When I was about nine, my neighbor Kevin and I were dangerously sitting on our knees looking out the back of our school bus, waving to the line of cars behind us. Kevin, a well known prankster, was issued a citation by our bus driver. I was not. 

It didn’t seem fair at the time. In fact, I remember saying to the bus driver, “I was waving out the window too,” in case maybe she didn’t see me. I felt weird that I hadn't been reprimanded. 
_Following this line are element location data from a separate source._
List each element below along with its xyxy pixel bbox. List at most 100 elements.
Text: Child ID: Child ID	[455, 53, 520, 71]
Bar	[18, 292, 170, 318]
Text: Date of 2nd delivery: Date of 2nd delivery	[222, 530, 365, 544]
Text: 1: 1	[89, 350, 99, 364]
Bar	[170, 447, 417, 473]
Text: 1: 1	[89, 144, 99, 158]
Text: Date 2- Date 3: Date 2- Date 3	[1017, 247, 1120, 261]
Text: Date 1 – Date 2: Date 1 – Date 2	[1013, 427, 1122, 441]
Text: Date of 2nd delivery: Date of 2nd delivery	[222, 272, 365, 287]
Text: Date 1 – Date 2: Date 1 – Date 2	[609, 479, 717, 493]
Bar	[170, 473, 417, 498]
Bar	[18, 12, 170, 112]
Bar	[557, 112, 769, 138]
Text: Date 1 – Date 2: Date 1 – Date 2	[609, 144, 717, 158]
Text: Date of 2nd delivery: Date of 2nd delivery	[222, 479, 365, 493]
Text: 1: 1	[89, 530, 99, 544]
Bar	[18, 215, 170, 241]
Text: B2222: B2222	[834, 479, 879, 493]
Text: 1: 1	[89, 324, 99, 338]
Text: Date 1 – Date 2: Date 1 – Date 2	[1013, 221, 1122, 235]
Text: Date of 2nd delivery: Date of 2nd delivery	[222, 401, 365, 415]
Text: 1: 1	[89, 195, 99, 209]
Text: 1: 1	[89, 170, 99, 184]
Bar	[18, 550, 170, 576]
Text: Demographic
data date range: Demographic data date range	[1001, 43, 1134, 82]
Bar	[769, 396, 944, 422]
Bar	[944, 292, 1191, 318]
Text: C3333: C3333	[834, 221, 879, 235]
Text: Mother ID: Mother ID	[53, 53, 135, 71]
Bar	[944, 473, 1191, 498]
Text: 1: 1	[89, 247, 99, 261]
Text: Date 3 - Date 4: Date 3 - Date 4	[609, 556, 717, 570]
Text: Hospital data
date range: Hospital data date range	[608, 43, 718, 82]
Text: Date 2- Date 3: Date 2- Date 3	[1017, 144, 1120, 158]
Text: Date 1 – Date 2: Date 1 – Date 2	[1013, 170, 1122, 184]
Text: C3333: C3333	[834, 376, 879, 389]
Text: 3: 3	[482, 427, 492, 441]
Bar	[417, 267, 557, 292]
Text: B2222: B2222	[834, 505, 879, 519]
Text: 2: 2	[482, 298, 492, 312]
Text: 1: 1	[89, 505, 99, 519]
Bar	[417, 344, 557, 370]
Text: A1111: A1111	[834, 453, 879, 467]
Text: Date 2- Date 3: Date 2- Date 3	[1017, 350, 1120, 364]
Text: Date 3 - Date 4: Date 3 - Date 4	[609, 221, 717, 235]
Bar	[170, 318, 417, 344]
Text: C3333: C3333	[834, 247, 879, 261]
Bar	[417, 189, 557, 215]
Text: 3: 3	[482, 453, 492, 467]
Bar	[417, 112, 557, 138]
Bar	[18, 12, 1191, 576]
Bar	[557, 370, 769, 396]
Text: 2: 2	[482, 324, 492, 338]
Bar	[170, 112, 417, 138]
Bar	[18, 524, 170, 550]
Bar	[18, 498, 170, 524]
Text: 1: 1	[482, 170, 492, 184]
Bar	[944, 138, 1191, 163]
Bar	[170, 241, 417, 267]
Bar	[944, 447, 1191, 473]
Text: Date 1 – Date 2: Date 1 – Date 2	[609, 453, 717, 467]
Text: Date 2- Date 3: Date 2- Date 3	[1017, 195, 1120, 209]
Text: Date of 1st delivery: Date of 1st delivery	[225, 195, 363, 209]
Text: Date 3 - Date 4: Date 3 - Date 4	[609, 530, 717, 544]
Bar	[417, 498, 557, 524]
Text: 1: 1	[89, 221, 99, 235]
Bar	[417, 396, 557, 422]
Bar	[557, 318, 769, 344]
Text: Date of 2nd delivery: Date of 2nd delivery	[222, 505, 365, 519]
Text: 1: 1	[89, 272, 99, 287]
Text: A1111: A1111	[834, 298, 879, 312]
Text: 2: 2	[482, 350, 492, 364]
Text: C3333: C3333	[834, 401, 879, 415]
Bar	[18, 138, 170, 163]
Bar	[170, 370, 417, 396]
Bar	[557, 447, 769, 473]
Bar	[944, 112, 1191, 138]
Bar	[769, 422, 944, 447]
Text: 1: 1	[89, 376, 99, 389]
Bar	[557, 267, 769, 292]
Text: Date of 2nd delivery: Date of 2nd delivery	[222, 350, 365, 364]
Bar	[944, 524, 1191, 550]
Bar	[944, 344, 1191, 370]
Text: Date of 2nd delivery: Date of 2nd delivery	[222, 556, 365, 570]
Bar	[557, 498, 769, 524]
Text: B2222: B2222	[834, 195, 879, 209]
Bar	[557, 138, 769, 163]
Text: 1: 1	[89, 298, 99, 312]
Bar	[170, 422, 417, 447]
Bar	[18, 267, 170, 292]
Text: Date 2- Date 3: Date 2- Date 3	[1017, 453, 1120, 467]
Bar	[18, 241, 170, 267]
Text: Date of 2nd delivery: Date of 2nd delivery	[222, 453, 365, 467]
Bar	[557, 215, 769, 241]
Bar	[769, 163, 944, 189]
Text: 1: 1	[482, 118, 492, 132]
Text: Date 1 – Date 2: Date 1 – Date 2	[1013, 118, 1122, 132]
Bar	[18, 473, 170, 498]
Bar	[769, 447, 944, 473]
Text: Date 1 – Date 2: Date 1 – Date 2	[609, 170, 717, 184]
“Do you want a citation?” she asked. 

I imagined the shame that came with carrying a white piece of paper home, the disappointed look on my parent’s faces as I handed it to them, the punishment (what if they took away Small Wonder viewing?!). I shook my head, and watched Vicky try to be a real girl that night. But I thought about how unfair it felt that that I got off scot-free. Even though I benefitted, it didn’t feel good. 

The citation didn’t seem to irrevocably change Kevin’s life. He has a career, a wife with great style (I scoped her wedding shoes), and a child. But how did not getting one change mine? 

I was quiet in elementary school. To keep us busy, Mrs. K, a fourth-grade substitute (who’d caught me cheating on a spelling test the year before—phew, I’m not perfect after all!) read each of our name’s meanings. “Alicia,” she said in a big voice. “Simple and seemly.” 

“What does ‘seemly’ mean?” Kevin had asked. 

“Polite,” Mrs. K responded. “Calm.” 

I remember the way Kevin nodded. “That’s about right,” he’d said. 

That day on the bus, I learned I could get away with things others might not. It was a rare example of what I’d now chalk up to female-privilege, or perhaps “typically-demure” privilege. It gave me permission to move through the world a little differently. 

I think about that a lot these days, especially as I consider privileges I don’t have: being heard when I’ve spoken up about pain or discomfort, feeling safe to walk alone in the woods. Sure, I’m not the most privileged…but I’m not the least. 

In tiny ways, every day, in ways I can’t begin to see, I’m more privileged than many. And there’s a part of me that wants to point out, of course. But I’d be lying if I said there wasn’t still a part of me that doesn’t want a citation, and just wants to watch Small Wonder in peace.